Let’s see why sologamy is being considered woke, because a lot of conversations on social media has been about linking the two. In 2017, a woman called Erika Anderson tied the knot with herself in New York. At that time, she had been quoted as saying “I would describe it [sologamy] as women saying yes to themselves… It means that we are enough, even if we are not partnered with someone else.” Similarly, Kshama Bindu has said, “Self-marriage is a commitment to be there for yourself and unconditional love for oneself. People marry someone they love. I love myself and hence this wedding.”

She also said, “I never wanted to get married. But I did want to become a bride. So, I decided to marry myself.” But here’s the thing: at 24, it’s not the end of the marital possibilities road for her, and since there is nothing binding about sologamy, she may very well choose to tie the knot — with another human being — five years, or 10 years, or maybe even 20 years, down the line. Isn’t it too premature for attribute ascribers to be jumping to conclusions?

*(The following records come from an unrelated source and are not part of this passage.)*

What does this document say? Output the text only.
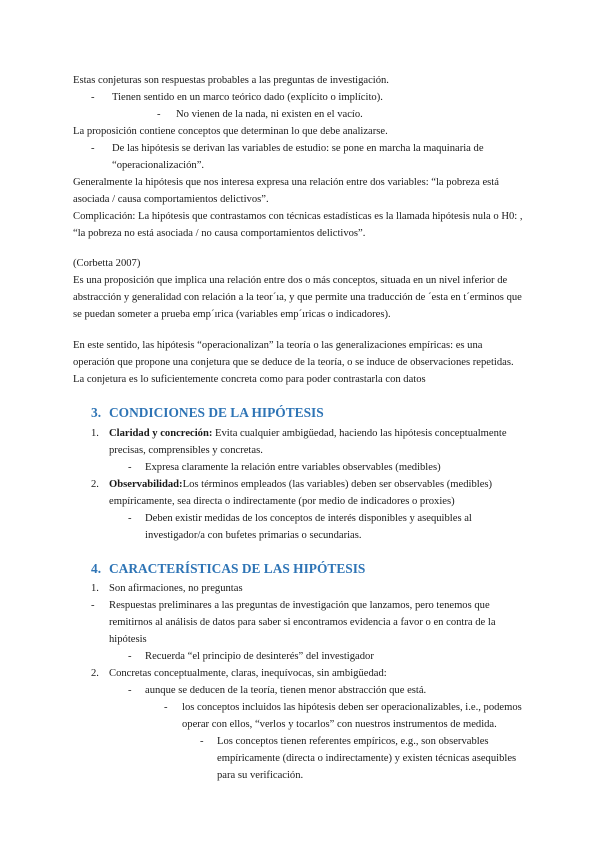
Estas conjeturas son respuestas probables a las preguntas de investigación.
- Tienen sentido en un marco teórico dado (explícito o implícito).
- No vienen de la nada, ni existen en el vacío.
La proposición contiene conceptos que determinan lo que debe analizarse.
- De las hipótesis se derivan las variables de estudio: se pone en marcha la maquinaria de
“operacionalización”.
Generalmente la hipótesis que nos interesa expresa una relación entre dos variables: “la pobreza está
asociada / causa comportamientos delictivos”.
Complicación: La hipótesis que contrastamos con técnicas estadísticas es la llamada hipótesis nula o H0: ,
“la pobreza no está asociada / no causa comportamientos delictivos”.
(Corbetta 2007)
Es una proposición que implica una relación entre dos o más conceptos, situada en un nivel inferior de
abstracción y generalidad con relación a la teor´ıa, y que permite una traducción de ´esta en t´erminos que
se puedan someter a prueba emp´ırica (variables emp´ıricas o indicadores).
En este sentido, las hipótesis “operacionalizan” la teoría o las generalizaciones empíricas: es una
operación que propone una conjetura que se deduce de la teoría, o se induce de observaciones repetidas.
La conjetura es lo suficientemente concreta como para poder contrastarla con datos
3. CONDICIONES DE LA HIPÓTESIS
1. Claridad y concreción: Evita cualquier ambigüedad, haciendo las hipótesis conceptualmente
precisas, comprensibles y concretas.
- Expresa claramente la relación entre variables observables (medibles)
2. Observabilidad:Los términos empleados (las variables) deben ser observables (medibles)
empíricamente, sea directa o indirectamente (por medio de indicadores o proxies)
- Deben existir medidas de los conceptos de interés disponibles y asequibles al
investigador/a con bufetes primarias o secundarias.
4. CARACTERÍSTICAS DE LAS HIPÓTESIS
1. Son afirmaciones, no preguntas
- Respuestas preliminares a las preguntas de investigación que lanzamos, pero tenemos que
remitirnos al análisis de datos para saber si encontramos evidencia a favor o en contra de la
hipótesis
- Recuerda “el principio de desinterés” del investigador
2. Concretas conceptualmente, claras, inequívocas, sin ambigüedad:
- aunque se deducen de la teoría, tienen menor abstracción que está.
- los conceptos incluidos las hipótesis deben ser operacionalizables, i.e., podemos
operar con ellos, “verlos y tocarlos” con nuestros instrumentos de medida.
- Los conceptos tienen referentes empíricos, e.g., son observables
empíricamente (directa o indirectamente) y existen técnicas asequibles
para su verificación.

I don’t think there’s anything woke about sologamy. It’s probably just an attention-grabbing tactic. Else, why would someone inform the press about an intensely personal decision and helpfully hand out quotes and supply photographs? Who knows, she might emerge the next big social media influencer once she livestreams her “wedding” and declares unconditional and unending love to herself?

Attention-seeking, like modern-day attention spans, is fleeting. People — yes, the same ones who claim they are inspired by woke movements — move on seamlessly to a new thing without even a look back. There is a very good chance that by the time this sologamy is called out for the bluff that it is, they would have forgotten about it.